Hermanos míos: vean mis señales, para que crean en mí.
El que crea en mí y sea bautizado se salvará, pero el que no crea se condenará.
Mis señales son claras.
Mis señales son mis amigos, mis sacerdotes, que he llamado, y he elegido, y he enviado a predicar mi Palabra a la luz del Evangelio.
Para que crean que Dios Padre es todopoderoso, que creó el cielo y la tierra, todo lo que ven, y todo lo que no ven.
Para que crean en mí, y en que yo soy el único Hijo de Dios; y que fui concebido por obra del Espíritu Santo, para nacer del vientre de una mujer virgen, inmaculada y pura, para ser Palabra de Dios encarnada.
Para que crean que fui enviado por el Padre a padecer en manos de los hombres, para ser crucificado, muerto y sepultado, para destruir el pecado y la muerte; que descendí a los infiernos para anunciar el triunfo del Reino de los Cielos.
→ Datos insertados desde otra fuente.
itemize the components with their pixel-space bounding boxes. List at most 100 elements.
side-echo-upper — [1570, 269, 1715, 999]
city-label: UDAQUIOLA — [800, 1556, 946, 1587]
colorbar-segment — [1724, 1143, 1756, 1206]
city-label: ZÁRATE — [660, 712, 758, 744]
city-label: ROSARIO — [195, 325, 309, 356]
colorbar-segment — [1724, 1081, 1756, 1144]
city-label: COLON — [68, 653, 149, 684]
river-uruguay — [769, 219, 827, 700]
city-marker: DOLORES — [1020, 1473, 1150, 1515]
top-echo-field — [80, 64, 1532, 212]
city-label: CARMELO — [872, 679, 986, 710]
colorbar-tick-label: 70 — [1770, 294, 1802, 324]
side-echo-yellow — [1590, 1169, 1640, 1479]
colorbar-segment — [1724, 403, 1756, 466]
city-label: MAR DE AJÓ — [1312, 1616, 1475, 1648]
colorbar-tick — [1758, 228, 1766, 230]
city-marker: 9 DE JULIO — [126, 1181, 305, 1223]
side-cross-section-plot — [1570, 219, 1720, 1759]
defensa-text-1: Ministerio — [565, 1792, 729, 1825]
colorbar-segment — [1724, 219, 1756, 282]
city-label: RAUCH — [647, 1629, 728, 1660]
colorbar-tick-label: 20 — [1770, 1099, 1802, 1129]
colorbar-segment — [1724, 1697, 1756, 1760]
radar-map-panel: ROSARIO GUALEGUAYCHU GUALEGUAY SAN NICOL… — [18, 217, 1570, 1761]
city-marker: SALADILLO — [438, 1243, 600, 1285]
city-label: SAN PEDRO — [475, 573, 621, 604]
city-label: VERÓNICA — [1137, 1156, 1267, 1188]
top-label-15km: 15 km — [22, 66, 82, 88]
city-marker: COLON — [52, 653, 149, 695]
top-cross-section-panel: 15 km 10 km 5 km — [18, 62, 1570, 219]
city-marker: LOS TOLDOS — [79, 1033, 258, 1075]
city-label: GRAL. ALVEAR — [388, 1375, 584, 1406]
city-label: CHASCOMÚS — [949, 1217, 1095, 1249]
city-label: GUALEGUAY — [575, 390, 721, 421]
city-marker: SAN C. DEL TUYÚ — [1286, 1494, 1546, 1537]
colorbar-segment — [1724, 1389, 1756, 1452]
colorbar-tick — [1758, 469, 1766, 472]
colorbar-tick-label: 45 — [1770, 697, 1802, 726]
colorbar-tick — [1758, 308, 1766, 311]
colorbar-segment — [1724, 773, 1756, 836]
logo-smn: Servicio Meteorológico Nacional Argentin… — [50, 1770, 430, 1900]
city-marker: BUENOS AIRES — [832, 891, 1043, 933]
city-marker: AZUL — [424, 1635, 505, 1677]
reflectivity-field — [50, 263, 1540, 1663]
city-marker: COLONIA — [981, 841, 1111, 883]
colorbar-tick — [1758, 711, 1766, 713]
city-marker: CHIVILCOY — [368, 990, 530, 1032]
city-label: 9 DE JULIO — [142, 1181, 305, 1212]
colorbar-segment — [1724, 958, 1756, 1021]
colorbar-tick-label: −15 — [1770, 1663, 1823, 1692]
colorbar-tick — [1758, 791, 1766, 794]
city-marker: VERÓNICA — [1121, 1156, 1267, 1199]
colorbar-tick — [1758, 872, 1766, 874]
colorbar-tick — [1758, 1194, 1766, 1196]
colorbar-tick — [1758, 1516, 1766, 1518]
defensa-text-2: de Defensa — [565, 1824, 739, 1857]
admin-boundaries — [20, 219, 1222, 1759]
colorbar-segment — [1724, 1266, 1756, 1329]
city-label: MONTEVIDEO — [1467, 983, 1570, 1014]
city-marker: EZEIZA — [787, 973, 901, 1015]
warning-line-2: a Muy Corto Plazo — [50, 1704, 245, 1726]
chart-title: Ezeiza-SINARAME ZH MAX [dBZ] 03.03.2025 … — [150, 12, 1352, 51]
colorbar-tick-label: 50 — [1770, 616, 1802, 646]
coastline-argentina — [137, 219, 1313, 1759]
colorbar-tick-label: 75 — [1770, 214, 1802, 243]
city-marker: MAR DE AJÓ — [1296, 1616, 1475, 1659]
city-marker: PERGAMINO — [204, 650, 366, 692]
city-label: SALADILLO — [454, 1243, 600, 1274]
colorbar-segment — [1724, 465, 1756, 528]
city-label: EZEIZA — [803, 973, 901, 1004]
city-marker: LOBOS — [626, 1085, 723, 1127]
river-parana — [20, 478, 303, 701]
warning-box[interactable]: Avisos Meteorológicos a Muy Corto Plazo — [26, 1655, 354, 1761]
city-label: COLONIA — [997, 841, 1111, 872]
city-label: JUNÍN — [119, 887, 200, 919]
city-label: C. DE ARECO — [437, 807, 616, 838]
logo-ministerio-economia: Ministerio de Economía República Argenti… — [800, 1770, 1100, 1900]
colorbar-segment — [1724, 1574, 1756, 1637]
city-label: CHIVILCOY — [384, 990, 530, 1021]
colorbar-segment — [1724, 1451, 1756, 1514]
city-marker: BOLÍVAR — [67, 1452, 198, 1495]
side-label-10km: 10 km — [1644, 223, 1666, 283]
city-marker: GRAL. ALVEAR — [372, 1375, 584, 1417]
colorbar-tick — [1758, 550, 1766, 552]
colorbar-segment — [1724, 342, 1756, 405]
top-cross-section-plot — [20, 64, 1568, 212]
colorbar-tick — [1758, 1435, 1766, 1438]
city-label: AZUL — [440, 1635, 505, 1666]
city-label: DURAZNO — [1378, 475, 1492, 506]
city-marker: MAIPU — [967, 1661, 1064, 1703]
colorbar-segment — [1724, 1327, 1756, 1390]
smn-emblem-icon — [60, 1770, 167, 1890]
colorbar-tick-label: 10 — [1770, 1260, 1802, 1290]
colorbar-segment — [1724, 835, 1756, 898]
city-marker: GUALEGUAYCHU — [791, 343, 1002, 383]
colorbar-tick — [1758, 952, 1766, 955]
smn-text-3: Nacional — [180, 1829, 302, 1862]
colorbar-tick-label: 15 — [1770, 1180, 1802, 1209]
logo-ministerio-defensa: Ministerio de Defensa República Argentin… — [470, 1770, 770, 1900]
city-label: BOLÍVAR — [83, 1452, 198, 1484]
Para que crean que resucité de entre los muertos al tercer día, que me hice visible al mundo para que creyeran, y subí al cielo a sentarme a la derecha del Padre, para ser coronado de gloria; y desde ahí he de venir a juzgar a los vivos y a los muertos.
Para que crean en el Espíritu Santo, que es el creador y dador de vida, que por mi muerte y resurrección les da la vida eterna.
Para que crean en mi Iglesia, que es una, santa, católica, y apostólica, y que yo construyo con los hombres sobre roca firme.
Para que crean que he venido a buscar también a las ovejas que no son de mi redil, para ser un solo rebaño, un solo pueblo santo en comunión, compartiendo un solo cuerpo y un mismo espíritu.
Para que crean que yo soy el Cordero de Dios que quita los pecados del mundo, para darles en mi resurrección la vida eterna.
Para que crean en el Evangelio, que es mi Palabra.
Para que crean en la verdad.
Para que crean que todo lo que ahí está escrito se cumplirá.
Para que crean y me sigan.
Para que sean bautizados en una misma fe.
Para que, por mi muerte y mi resurrección, sean salvados. Yo soy la resurrección y la vida, el que crea en mí, aunque muera vivirá.
Para que se arrepientan.
Para que pidan perdón.
Para que vivan el Evangelio.
Muchos creen sin haber visto. Dichosos los que creen sin haber visto.
Pero otros quieren ver para creer.
Crean que la manifestación de mi amor es mi misericordia, y debe ser expresado al mundo a través de las señales que he enviado al mundo para que crean: mis sacerdotes.
Yo los he enviado para que crean en mí a través de ellos, a través de la Palabra que predican, y de su buen ejemplo.
(Alabanzas, n. 71)
¡Por el triunfo del Inmaculado Corazón de María!